The paper eventually landed at 763 pages, which, when added to the original NMS plan puts the entire document at a mind-numbing 1,090 pages, although you can’t blame Luparello’s apprehension. It might seem silly to worry about something as trivial as page numbers for a project the SEC estimates will cost the industry $2.4 billion initially and $1.7 billion annually, but the journey to getting the CAT up and running has hardly been easy.  

The platform, which will track orders, executions and quote lifecycles for all equities and options on a daily basis and store the data in a central repository, has been marred by red tape since the SEC first approved the concept of the CAT back in July 2012. 
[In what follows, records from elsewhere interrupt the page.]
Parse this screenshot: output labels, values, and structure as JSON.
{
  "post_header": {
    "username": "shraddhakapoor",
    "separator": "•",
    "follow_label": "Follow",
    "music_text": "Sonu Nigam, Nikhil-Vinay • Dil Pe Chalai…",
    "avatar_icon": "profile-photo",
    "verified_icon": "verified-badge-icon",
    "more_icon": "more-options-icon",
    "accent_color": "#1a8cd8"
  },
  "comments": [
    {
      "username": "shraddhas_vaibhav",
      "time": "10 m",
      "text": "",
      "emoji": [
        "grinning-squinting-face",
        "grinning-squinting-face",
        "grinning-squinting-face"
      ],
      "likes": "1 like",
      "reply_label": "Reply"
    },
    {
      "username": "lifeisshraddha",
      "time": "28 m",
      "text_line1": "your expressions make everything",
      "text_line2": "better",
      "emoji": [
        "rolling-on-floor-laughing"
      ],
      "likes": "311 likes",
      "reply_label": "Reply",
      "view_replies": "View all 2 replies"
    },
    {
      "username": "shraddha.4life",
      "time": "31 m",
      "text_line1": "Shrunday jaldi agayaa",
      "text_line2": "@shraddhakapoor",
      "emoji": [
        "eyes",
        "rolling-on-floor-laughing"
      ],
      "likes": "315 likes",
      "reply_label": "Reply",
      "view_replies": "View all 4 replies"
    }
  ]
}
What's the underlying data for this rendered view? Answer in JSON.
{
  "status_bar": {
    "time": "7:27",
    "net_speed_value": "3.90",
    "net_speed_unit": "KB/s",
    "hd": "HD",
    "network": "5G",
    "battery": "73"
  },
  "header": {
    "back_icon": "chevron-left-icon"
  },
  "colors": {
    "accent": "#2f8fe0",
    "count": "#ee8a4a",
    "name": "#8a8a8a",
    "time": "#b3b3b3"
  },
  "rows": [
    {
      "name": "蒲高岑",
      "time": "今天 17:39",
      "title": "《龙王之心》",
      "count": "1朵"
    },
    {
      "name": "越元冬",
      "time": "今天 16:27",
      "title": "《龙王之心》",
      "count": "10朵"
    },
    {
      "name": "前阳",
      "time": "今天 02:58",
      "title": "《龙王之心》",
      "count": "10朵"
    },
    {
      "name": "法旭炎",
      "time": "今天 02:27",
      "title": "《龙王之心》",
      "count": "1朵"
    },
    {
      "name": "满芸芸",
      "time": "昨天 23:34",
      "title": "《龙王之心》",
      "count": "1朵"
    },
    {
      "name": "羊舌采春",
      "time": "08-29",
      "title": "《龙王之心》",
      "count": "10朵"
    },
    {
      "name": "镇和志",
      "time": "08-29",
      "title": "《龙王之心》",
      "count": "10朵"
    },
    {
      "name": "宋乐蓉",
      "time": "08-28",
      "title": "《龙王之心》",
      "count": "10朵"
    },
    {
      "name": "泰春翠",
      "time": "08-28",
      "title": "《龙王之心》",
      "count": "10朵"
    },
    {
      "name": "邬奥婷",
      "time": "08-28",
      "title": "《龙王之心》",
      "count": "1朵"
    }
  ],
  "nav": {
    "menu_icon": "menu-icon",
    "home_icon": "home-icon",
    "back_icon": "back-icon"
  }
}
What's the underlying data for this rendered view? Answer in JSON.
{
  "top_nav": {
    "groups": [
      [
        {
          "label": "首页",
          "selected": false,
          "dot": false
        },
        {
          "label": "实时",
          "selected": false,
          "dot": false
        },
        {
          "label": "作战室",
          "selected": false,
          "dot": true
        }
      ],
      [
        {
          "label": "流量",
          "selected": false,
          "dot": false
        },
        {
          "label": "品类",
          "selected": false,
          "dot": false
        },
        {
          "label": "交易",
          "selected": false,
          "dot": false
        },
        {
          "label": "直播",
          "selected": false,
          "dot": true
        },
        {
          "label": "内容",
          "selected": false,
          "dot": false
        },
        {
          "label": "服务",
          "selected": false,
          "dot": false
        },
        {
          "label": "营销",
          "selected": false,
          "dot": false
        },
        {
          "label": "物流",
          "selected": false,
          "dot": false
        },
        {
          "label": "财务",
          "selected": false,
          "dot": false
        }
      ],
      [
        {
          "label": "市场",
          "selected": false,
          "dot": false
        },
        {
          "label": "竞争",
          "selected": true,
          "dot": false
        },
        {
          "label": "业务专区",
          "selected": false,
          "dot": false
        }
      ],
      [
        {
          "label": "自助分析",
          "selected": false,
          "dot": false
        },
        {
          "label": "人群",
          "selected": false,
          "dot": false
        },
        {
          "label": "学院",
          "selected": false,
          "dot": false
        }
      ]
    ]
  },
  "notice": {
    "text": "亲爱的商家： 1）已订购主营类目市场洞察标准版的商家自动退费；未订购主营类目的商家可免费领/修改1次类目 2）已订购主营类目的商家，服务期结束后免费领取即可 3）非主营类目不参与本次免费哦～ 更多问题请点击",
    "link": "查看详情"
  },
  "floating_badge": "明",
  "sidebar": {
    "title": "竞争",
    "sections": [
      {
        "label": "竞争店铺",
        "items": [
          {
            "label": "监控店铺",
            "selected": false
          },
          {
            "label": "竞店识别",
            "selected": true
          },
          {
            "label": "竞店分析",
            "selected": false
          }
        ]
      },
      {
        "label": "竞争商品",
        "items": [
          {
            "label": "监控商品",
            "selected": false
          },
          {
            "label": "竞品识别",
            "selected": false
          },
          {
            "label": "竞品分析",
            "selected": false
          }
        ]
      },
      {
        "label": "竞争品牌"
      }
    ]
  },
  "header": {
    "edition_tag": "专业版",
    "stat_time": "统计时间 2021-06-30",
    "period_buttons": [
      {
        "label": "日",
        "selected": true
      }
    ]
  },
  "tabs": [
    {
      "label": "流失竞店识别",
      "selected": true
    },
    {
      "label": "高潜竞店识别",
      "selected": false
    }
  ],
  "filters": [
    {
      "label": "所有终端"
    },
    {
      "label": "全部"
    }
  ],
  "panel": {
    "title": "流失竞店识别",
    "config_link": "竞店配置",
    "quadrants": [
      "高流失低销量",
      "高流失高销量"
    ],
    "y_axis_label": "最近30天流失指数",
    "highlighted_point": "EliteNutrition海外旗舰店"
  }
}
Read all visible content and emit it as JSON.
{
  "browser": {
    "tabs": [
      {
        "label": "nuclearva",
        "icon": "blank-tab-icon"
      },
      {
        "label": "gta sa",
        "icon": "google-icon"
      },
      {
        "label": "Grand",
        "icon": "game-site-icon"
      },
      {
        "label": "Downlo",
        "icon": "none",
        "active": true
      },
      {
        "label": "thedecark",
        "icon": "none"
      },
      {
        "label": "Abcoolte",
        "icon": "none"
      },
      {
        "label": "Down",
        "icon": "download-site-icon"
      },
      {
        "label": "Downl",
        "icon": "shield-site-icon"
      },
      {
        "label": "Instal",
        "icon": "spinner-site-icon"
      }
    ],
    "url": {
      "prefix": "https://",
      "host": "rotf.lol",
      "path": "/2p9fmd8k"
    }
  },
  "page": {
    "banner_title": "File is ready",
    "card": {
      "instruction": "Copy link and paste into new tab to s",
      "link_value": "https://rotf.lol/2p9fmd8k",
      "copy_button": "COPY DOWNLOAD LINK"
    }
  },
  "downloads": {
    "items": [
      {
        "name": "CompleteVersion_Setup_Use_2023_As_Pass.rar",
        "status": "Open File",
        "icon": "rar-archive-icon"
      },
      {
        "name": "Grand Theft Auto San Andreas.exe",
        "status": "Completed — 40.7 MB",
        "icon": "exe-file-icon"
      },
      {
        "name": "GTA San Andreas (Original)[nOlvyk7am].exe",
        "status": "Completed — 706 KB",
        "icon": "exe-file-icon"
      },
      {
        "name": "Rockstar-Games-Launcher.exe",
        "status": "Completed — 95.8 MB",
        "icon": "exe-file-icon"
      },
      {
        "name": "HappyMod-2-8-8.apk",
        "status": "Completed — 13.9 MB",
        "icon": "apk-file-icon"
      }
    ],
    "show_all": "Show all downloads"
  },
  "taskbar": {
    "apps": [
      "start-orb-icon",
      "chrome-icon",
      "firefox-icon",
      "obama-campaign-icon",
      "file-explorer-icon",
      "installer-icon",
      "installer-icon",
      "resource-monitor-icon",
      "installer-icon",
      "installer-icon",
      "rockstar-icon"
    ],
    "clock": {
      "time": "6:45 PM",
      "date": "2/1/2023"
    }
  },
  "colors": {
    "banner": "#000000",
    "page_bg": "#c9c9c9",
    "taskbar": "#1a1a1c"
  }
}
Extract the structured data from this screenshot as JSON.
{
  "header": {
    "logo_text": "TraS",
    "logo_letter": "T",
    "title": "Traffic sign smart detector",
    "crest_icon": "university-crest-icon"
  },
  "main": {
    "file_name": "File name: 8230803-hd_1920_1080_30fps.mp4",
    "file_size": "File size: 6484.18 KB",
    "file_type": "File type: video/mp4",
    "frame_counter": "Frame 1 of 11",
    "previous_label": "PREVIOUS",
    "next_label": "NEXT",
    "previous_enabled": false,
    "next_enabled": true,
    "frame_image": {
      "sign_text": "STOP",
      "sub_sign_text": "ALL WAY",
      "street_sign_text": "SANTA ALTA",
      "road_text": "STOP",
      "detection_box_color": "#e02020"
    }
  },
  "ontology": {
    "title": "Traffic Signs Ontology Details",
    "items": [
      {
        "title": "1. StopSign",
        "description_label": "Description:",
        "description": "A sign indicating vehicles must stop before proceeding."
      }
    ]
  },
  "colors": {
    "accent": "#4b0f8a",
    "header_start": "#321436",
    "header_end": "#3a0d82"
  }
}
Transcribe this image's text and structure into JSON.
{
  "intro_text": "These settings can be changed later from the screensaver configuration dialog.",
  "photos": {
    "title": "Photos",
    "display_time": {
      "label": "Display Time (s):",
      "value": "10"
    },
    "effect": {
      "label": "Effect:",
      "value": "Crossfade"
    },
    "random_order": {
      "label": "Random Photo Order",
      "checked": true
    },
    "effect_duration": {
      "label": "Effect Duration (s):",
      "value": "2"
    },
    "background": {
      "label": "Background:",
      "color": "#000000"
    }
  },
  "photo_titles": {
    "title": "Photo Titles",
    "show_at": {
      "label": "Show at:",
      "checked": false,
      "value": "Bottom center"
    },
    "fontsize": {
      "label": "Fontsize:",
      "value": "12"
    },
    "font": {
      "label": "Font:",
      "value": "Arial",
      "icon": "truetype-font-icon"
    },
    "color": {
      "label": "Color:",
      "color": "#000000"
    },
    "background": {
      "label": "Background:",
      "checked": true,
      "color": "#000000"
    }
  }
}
“You need to move the computation to where the data is. If you force everybody to download all the data they need to do their analysis and then use their own analytical tools, you’re creating 12 copies of the CAT, and you’re creating 12-times as big a security problem.” Mike Beller, Tradeworx

However, on April 27 a major milestone was reached, as the SEC voted to publish the plan for public comment, along with releasing its notice, which included an economic analysis. By doing so, the Commission has knocked over the first in a seemingly long line of dominoes. That’s not to say it’s smooth sailing from here. There are still plenty of questions surrounding the CAT, specifically around cybersecurity, the retirement of redundant systems, and the overall achievability of the current timeline. 

Where We Go from Here

Regulators have always been fond of touting their own achievements, but, to their credit, releasing the CAT plan for public comment does set a few things in motion for the industry.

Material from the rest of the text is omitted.